Traditionally, nondeterministic devices have been viewed as having as many nondeterministic guesses as time steps. The studies of this concept of unlimited nondeterminism led, for example, to the famous open LBA-problem or the unsolved question whether or not P equals NP. In order to gain further understanding of the nature of nondeterminism , in [28,44] it has been viewed as an additional limited resource. In [11,46,52] cellular automata started to be considered from this point of view.

In classical computations the states of the neighboring cells are communicated in one time step. That is, the number of bits exchanged is determined by the number of states. A natural and interesting restriction is to limit the number of bits to some constant being independent of the number of states. Iterative arrays with restricted inter-cell communication have been investigated in [93,94], where algorithmic design techniques for sequence generation are shown. In particular, several important infinite, non-regular sequences such as exponential or polynomial, Fibonacci and prime sequences can be generated in real time. Connectivity recognition problems are dealt with in [92], whereas in [99] the computational capacity of one-way cellular automata with restricted inter-cell communication is considered. First results concerning formal language aspects of IAs with restricted inter-cell communication are shown in [53,54].

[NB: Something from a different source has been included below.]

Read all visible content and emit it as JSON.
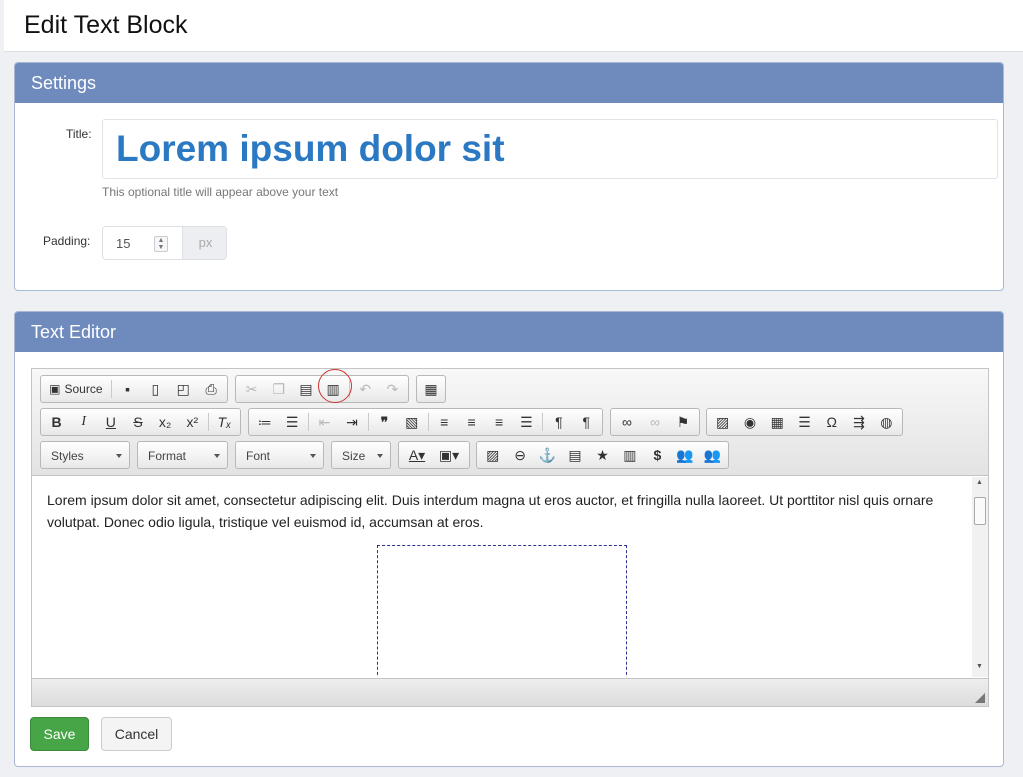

Finally, we turn to reversibility . Reversibility in the context of computing devices means that deterministic computations are also backward deterministic. Roughly speaking, in a reversible device no information is lost and every configuration occurring in any computation has at most one predecessor. Many different formal models have been studied in connection with reversibility. An early result on general reversible CAs is the possibility to make any CA, possibly irreversible, reversible by increasing the dimension. In detail, in [91] it is shown that any k‑dimensional CA can be embedded into a (k + 1)-dimensional reversible CA. This result has significantly been improved by showing how to make irreversible one‐dimensional CAs reversible without increasing the dimension [65]. Furthermore, it is known that even reversible one‐dimensional one-way CAs are computationally universal [64,66]. These results concern cellular automata with unbounded space. Moreover, in order to obtain a reversible device the neighborhood as well as the time complexity may be increased. In [23] it is shown that the neighborhood of a reversible CA is at most n −1 when the given reversible CA has n states. Additionally, this upper bound is shown to be tight. Cellular language acceptors with bounded space that are reversible on the core of computation, that is, from initial configuration to the configuration given by the time complexity, are introduced in [55,56]. At first glance, such a setting should simplify matters. However, it is quite the contrary, and such real-time reversibility is undecidable. There are many properties and relations still to be discovered in this setting.